Well, there are two things to bear in mind. Firstly, I’ve attended writing events across the UK, and the consensus amongst the agents I’ve spoken to is that they won’t usually turn to the synopsis first. They’ll have a look at your writing and your cover letter, to decide a) if you can string two words together and b) if you sound like someone they could possibly work with. If they’ve done this and are getting good vibes so far, then they’ll turn to your synopsis. They’ll do this to make sure that the clever premise and vivid writing of your first chapter don’t lead to a surprise intervention from little green men in chapter 28.
Secondly—and I wish I’d known this earlier—you don’t need to tell them everything in the synopsis. The main plot thread, of course, and the events leading to the denouement, and the ending, absolutely…but you don’t need to detail every twist and turn along the way. If you do, unless your novel is linear and simple in structure, you risk getting bogged down in unnecessary and confusing detail. You need to give the essence of your story, not chapter and verse.

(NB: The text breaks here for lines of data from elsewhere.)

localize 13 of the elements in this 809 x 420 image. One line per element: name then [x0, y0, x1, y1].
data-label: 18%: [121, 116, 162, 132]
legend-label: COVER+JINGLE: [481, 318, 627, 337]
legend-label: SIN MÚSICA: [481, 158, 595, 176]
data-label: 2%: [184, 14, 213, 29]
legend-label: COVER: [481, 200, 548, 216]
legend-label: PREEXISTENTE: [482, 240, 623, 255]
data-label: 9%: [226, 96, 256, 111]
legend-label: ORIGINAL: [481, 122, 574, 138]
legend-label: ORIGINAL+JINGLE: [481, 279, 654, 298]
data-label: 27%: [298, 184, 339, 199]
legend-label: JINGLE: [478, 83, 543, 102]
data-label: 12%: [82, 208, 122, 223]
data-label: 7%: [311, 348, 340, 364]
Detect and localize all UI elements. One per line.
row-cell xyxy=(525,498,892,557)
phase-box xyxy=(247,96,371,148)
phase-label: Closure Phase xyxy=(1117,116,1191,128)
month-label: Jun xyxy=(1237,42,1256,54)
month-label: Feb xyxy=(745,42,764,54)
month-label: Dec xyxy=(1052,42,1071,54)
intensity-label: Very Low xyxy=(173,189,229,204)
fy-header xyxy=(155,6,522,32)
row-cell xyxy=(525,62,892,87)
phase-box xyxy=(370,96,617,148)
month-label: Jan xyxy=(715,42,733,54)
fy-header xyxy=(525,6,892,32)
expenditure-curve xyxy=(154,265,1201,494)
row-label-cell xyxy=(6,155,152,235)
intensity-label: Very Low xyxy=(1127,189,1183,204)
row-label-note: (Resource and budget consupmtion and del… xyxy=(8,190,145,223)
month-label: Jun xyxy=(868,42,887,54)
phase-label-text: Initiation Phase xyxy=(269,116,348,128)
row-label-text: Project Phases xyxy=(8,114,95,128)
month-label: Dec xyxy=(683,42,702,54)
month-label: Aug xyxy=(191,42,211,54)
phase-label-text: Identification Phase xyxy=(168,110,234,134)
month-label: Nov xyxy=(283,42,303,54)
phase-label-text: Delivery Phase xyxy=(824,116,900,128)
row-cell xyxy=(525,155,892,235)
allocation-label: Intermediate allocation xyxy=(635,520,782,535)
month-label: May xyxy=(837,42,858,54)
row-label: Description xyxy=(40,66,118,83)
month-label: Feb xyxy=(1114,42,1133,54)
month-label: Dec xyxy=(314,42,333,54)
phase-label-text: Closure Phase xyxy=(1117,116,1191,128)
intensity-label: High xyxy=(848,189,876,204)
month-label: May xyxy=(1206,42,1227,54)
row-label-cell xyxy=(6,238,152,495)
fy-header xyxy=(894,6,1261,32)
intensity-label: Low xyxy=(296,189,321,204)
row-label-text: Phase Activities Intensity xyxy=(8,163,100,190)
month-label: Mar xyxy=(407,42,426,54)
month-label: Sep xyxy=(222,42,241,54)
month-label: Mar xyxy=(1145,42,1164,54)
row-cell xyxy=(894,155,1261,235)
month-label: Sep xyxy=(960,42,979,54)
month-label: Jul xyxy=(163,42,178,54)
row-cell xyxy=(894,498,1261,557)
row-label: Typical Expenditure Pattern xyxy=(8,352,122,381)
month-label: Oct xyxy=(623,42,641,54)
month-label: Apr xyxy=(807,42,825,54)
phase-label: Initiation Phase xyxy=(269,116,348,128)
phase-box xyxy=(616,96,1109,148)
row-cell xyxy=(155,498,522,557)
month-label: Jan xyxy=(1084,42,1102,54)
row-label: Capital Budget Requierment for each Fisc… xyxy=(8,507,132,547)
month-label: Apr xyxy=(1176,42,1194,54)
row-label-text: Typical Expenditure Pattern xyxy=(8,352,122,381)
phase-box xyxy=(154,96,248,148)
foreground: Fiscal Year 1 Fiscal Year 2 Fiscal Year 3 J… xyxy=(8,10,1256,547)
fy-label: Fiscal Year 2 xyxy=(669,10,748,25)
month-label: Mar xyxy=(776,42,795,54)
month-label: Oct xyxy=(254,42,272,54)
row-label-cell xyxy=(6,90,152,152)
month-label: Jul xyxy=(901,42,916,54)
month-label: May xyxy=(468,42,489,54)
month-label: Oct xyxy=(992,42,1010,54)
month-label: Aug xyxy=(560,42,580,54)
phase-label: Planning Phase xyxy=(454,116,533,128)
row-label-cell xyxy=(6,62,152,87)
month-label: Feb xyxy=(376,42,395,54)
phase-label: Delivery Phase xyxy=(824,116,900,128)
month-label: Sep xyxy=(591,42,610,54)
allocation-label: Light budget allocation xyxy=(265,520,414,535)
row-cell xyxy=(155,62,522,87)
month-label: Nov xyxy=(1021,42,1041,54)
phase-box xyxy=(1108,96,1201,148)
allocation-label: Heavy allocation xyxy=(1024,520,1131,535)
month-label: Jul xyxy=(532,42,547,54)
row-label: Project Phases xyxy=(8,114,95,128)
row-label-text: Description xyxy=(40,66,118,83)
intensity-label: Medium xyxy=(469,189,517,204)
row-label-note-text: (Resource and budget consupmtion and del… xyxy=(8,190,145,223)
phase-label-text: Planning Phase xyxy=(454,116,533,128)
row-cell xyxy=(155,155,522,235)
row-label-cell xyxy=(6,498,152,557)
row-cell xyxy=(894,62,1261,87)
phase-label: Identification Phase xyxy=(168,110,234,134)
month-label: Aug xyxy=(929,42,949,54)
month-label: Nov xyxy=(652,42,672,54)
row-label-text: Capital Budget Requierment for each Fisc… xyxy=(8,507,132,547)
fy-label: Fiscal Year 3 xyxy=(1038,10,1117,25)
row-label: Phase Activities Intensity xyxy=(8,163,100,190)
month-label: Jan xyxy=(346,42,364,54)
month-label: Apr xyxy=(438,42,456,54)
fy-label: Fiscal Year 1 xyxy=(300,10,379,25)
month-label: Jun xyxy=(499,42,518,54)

Sound easy? Didn’t think so. But fear not, there is help out there: I’ve found the wise and sensible Emma Darwin’s blog a source of invaluable help on all matters technical. And Write a Great Synopsis by Nicola Morgan is a handy little eBook you won’t want to be without.
Follow their guidelines, and writing your synopsis needn’t be the carpet-chewing trauma that mine became…best of luck!